Fast forward to the 2020s. Spambot authors have become more sophisticated. They use hacked accounts at GMail and Microsoft's derivatives of Hotmail, whitelisted by many on domain level. They create spam using real other people's real signatures. They go as far as using your own company's signatures, sucked off a hacked correspondent's mailbox, to pretend they are a workmate of yours. They still use zombie boxes to send mail. Not just the ones in badly administered offices or backlots. While that's for n00bs, pros prefer neglected VPSs or dedicated servers with direct public IPs and valid Reverse DNS entries, running a real MTA. So what does a real Mail Transfer Agent like Postfix or Exchange do when it sees a 450? It will retry.

Postgrey won't stop that kind of spam no more.

So here we are, and Postgrey causes more trouble than it cures:

  • Postgrey delays legit mail. Delays are frustrating in a realtime world, expecting you to confirm one-time confirmation codes immediately—there goes your Skype registration. Increasing use of cloud-based load balancers (fortune500company.protection.outlook.com anyone?) defeats Postgrey's IP tuple machanism ("Lookup by subnet"—well, not quite anymore).
  • Postgrey destroys legit mail. Vacation responses and authcode/verification messages, such as used by banks such as Deutsche Bank and other organizations with elevated security needs, are single shot e-mails. They won't be re-sent upon encountering 450. Sieve autoresponder messages do the same to counter bounce loops, there goes your vacation notice. Banks do so to counter potential fraud.
  • Postgrey has become just another pain on the sending and receiving end, due to the above.

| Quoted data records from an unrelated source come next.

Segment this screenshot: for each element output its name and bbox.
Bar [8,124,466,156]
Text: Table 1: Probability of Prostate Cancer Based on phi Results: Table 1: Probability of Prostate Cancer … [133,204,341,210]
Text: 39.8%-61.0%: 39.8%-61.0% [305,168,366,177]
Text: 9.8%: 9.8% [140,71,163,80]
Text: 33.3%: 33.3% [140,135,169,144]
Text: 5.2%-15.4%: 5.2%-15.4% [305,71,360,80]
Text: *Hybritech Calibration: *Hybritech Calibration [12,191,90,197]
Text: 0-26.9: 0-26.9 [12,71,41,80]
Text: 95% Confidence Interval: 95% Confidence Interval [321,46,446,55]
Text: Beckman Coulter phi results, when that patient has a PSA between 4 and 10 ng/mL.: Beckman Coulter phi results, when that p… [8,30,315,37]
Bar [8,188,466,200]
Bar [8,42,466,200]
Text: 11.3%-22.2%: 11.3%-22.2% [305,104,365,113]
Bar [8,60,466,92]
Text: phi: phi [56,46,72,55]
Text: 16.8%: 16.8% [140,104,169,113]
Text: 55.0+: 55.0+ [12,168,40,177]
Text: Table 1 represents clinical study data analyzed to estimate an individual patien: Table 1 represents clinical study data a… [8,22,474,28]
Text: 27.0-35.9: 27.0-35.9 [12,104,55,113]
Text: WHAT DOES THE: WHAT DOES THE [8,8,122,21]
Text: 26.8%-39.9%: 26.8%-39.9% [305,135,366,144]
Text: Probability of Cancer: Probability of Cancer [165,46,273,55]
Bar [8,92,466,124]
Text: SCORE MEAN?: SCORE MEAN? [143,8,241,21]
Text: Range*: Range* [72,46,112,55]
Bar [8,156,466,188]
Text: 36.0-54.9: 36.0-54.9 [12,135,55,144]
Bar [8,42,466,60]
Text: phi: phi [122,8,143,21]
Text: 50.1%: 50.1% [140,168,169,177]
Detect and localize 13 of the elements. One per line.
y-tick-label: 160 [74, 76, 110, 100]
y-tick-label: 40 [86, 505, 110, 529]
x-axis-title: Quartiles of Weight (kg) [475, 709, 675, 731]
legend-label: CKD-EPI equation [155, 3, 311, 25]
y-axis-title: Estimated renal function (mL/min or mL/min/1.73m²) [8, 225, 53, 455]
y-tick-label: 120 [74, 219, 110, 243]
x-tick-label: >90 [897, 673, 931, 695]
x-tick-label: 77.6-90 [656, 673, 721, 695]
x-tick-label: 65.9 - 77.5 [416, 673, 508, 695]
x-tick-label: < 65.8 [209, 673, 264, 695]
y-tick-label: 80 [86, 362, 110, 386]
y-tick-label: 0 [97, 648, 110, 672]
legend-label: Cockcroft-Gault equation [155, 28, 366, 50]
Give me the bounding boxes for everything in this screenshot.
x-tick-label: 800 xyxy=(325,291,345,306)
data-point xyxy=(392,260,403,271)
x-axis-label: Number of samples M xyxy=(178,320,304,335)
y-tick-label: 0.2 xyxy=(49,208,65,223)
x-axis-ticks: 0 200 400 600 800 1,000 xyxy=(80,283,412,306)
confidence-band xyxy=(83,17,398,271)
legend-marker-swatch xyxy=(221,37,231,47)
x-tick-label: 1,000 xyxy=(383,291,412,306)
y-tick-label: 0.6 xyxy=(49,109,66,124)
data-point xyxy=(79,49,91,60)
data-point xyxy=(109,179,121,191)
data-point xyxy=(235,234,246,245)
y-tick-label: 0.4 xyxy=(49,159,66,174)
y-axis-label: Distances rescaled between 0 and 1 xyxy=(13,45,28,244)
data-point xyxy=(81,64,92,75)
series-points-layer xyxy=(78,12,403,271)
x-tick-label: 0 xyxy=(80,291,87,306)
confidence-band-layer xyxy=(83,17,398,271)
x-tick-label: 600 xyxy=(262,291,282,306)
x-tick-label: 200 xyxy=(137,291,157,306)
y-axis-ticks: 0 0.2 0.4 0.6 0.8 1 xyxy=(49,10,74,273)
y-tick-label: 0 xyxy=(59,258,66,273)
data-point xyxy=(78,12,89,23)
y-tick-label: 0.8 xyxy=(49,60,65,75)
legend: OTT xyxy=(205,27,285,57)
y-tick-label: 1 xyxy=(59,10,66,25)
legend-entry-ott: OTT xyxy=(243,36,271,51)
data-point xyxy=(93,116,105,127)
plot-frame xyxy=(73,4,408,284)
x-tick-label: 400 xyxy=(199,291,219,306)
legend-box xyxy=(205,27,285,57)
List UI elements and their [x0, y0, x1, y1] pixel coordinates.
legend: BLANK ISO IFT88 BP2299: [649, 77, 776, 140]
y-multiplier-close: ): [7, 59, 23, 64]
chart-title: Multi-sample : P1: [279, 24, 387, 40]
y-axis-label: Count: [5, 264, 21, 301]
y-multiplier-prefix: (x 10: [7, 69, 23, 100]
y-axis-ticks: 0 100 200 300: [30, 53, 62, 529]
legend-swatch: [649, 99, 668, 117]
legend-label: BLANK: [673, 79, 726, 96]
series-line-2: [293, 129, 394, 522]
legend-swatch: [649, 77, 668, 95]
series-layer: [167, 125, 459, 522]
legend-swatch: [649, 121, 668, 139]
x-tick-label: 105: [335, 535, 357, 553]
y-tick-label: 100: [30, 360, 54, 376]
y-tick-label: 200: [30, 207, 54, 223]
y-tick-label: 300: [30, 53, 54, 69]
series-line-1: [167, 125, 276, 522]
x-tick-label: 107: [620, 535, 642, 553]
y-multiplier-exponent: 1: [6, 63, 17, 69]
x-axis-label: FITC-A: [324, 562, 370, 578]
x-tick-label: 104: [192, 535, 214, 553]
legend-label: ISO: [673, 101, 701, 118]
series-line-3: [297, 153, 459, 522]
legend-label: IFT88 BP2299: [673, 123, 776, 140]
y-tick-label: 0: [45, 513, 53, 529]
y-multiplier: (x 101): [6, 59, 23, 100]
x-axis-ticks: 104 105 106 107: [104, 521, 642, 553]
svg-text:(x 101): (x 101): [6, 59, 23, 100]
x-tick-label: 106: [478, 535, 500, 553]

👉🏻 Don't. Do. Greylisting.

Use rspamd https://rspamd.com/ instead: A lightning fast spam classifier, started many years ago at rambler.ru, evolved, open-sourced, matured, and still actively maintained (unlike the rather abandoned Perl hellhole d/b/a spamassassin).

Let everything through and filter out the most obvious junk (above a certain threshold) on a global level via sieve, redirecting it to a dedicated spamhole mailbox. Or just delete it.

While the dedicated junk mailbox approach does mean a little more tender loving care in itself (and so on a daily or weekly schedule, your milage may vary), I believe it is the way to go.